July 22, 2016: “Independent probe of rape victim’s incarceration sought

A nationwide mental health advocacy group is calling for an independent investigation into the treatment of a rape victim who was jailed after having a breakdown in court.

“It is inexcusable to jail someone experiencing a ‘life threatening mental health crisis,'” the National Alliance on Mental Illness wrote in a letter dated Friday to Harris County District Attorney Devon Anderson, a Republican running for re-election in November…

The letter follows a similar call for an investigation on Thursday by Kim Ogg, Anderson’s Democratic opponent.

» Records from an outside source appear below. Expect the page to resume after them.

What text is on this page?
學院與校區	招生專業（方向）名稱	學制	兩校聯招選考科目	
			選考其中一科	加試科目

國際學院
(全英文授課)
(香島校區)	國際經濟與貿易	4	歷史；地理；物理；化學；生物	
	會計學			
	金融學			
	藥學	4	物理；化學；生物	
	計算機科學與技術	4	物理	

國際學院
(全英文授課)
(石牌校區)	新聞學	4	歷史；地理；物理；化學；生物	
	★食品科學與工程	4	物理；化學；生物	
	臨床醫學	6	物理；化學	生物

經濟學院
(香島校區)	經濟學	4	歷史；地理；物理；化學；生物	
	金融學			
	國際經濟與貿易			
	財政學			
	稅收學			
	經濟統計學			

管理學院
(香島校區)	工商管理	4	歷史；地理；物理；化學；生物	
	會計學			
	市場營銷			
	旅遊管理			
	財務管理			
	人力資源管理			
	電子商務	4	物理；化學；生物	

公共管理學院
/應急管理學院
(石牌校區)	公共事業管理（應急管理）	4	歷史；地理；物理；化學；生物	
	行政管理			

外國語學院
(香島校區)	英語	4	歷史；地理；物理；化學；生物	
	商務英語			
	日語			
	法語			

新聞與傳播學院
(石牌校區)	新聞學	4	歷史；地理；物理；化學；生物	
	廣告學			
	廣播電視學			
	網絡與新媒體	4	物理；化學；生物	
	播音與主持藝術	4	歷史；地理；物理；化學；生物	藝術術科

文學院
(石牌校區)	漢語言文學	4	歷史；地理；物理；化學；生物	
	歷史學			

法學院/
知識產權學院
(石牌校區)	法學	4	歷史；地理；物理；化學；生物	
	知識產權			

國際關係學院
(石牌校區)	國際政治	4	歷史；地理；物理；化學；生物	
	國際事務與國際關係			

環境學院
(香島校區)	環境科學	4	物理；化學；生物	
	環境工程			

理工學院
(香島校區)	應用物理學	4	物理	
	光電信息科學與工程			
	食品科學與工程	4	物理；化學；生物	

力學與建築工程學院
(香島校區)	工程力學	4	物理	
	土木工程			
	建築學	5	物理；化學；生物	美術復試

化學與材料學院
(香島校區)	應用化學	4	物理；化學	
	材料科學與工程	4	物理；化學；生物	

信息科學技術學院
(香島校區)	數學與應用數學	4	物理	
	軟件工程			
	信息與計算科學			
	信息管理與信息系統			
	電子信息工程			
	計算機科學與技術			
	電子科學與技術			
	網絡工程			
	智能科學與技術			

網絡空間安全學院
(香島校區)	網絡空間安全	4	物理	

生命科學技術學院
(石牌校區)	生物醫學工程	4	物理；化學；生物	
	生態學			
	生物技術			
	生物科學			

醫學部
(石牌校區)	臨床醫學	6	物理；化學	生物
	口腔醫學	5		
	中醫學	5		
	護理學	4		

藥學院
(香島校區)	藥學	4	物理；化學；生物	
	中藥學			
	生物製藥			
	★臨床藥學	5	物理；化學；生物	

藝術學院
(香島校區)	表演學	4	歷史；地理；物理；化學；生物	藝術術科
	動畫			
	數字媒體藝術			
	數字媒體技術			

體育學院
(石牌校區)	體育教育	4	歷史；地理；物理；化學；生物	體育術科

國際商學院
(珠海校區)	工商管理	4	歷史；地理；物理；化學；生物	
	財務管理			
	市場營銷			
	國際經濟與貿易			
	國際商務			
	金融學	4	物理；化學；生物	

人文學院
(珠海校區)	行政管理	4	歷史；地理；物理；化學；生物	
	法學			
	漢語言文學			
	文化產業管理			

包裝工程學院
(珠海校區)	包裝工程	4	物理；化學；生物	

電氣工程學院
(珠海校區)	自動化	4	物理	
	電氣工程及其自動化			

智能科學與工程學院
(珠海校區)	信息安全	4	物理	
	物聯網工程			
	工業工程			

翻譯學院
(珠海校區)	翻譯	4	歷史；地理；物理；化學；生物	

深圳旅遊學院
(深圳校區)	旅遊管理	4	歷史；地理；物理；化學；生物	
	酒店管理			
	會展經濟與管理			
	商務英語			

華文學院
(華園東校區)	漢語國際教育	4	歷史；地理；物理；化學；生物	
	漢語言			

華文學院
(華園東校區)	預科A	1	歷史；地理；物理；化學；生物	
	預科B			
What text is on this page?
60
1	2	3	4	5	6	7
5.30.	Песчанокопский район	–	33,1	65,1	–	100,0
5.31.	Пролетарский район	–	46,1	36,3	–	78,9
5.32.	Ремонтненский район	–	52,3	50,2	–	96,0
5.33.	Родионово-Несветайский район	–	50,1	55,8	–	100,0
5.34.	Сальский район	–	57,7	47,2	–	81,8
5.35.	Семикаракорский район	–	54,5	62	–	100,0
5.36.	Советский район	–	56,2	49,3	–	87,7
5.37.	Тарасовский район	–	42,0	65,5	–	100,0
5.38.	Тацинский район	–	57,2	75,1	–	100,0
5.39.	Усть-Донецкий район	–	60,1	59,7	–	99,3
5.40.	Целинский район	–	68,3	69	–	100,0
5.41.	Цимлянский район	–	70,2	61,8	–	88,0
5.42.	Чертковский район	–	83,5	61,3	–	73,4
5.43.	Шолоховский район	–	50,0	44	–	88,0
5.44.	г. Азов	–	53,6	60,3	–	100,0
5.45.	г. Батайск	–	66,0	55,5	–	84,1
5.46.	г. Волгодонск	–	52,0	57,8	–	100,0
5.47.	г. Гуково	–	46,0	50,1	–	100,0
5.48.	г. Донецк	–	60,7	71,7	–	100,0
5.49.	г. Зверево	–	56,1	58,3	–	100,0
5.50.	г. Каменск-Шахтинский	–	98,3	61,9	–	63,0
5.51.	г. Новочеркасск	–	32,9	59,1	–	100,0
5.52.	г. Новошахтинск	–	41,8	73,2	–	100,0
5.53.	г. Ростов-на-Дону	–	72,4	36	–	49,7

July 25, 2016: “DA seeks help from mental health group to prevent repeat of rape victim jailing

Harris County District Attorney Devon Anderson on Monday expressed sympathy over jailing a mentally-ill rape victim for almost a month to ensure the attacker’s conviction and said the office now is working with a national mental health advocacy group to avoid similar situations…

We feel for this victim, and what happened to her shouldn’t have happened,” said Jeff McShan. “We are asking (the mental illness group) to work with us on finding solutions so when a person with life-threatening mental issue is refusing help, we can get it for them.”

He said those solutions could even mean advocating for legislative changes but did not elaborate.

July 26, 2016: “Ogg says DA’s office needs reform to protect rape victims

District attorney candidate Kim Ogg pushed for reform Tuesday in the treatment of crime victims following the high-profile jailing of a rape victim so she would testify in court.

Ogg said the district attorney’s office could use funding to better house the victims if they are worried witnesses might not show up in court, and she suggested creation of a new division in the city that would be responsible for prosecuting people who commit sex crimes.

“I will never put a crime victim in jail to secure a conviction,” she said at a Tuesday press conference. “There are so many other things we can do.”

Ogg said she wants to eliminate the backlog of rape kits by using drug forfeiture funds.


“Texas Rape Victim Was Jailed for Fear She Would Not Testify, Lawsuit Says,” Daniel Victor, New York Times, July 22, 2016

A rape victim who was jailed in Texas for nearly a month because prosecutors feared she would not return to testify after having a mental breakdown on the stand has sued the Harris County district attorney’s office, county officials and jail employees…

The Harris County Jail, one of the nation’s largest, has become known for allegations of deaths, beatings, civil rights abuses, unjust prosecutions and medical neglect, according to a six-part series in The Houston Chronicle.